Yo Pin se met alors à tous les dévisager d'un air étrange. Il fronce les sourcils. Sa graisse converge vers l'axe de son nez. On dirait qu'il entre en transe. Mais non, il porte la main vers sa bouche et il rôte...

-Baaaaaaa-aarp!

Et là, sans nulle autre cérémonie, Yo Pin fait trois pas et, d'une rapidité à bouleverser les lois de la physique, Yo Pin touche le plafond du pied, un plafond situé à un bon huit pieds de hauteur.

Yo Pin retombe au sol dans un nuage de poussière de plâtre, comme si rien ne s'était passé. Il reprend sa canette de Coke et son hot-dog puis retourne s'enfermer dans son bureau pour finir sa pizza et ses frites.

Les disciples regardent au plafond. La poussière de plâtre flotte encore dans le gymnase. Ce gros plein d'marde vient de fendre le plafond d'un seul coup de pied...

Mario perd tous ses complexes de petit gros sur-le-champ. Il vient d'apprendre que tout est possible.

Dans les jours qui suivent, le p'tit curé Pitsbury va fondre à tous les jours, à tenter de défoncer le plafond d'un coup de pied, à déserter l'église et à se fermer aux sermons de ses parents.

Plus personne n'oserait lui faire manger des chenilles vivantes à nouveau. Même pas les Évangiles.

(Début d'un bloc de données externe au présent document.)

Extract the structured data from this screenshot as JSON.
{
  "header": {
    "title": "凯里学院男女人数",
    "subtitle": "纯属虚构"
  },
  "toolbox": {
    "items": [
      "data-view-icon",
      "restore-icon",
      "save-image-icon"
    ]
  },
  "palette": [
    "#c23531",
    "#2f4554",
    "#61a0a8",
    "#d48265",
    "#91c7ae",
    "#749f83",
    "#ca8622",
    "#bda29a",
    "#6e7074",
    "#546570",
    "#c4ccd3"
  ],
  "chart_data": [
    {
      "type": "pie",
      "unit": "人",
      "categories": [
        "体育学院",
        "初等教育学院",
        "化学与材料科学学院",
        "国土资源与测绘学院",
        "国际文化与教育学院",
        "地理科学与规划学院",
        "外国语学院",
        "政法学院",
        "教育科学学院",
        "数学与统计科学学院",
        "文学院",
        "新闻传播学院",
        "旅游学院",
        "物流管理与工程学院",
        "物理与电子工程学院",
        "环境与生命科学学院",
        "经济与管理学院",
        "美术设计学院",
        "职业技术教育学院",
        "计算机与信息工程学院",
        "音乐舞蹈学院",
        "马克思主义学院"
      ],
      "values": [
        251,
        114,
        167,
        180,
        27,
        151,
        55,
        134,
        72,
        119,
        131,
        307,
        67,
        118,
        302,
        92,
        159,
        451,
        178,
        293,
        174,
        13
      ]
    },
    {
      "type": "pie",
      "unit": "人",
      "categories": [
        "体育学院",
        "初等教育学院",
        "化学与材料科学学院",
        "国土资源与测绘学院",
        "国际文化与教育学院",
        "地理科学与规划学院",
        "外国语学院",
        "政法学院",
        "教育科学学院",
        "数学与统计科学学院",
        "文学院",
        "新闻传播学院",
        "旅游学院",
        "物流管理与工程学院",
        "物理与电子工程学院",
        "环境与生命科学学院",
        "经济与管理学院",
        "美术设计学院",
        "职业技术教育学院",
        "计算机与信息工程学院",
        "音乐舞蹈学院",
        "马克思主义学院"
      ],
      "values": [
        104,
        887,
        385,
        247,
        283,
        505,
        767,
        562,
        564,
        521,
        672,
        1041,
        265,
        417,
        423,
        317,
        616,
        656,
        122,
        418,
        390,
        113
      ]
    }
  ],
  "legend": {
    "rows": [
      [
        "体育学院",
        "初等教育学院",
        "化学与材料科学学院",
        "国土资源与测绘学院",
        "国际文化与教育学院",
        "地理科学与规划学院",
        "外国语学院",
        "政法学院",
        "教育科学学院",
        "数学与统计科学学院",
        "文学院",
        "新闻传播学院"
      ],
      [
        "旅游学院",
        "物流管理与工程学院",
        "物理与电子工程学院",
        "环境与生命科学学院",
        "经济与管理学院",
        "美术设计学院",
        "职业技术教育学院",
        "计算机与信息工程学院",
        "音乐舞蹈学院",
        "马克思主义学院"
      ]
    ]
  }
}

Tous les coupables sont châtiés par procuration par un jour de satori. Mario a son illumination, sa vision claire de toutes choses, son satori quoi. Il ne s'en prend qu'à un seul, celui qui tente une fois de trop de porter une chenille vivante à ses lèvres, un lâche comme tous les autres. Mario lui donne un si formidable coup de pied dans la mâchoire que le couard en perd l'usage de la vue, du goût et de l'odorat. Les autres couards s'enfuient. Mario a triomphé, pour un instant.

Mario est envoyé au Tribunal de la jeunesse pour voies de faits graves ayant causé des lésions permanentes. Le juge rappelle la gravité de l'offense, un visage défiguré à jamais, et vingt témoins pour dire qu'il mentait à propos des chenilles.

Mario est condamné à suivre un quelconque programme de rééducation populaire, comme en Chine, pour avoir suivi l'exemple du traître Yo Pin, dissident, maître de kung fu et amateur de frites bien graisseuses.

L'affaire du petit Mario parvient aux oreilles de Yo Pin, alors qu'il savoure un plein baril de Poulet Frit Kentucky.

-Le petit Mario ne pourra plus suivre ses cours, lui dit la secrétaire, la même petite blonde de tantôt. Est-ce qu'on retourne une partie du chèque encaissé?

Évidemment, elle lui dit ça en anglais.

Yo Pin fronce ses sourcils. Il laisse tomber son poulet frit. Sa graisse converge vers l'axe de son nez.

-No money back! First rule of kung fu fitghting!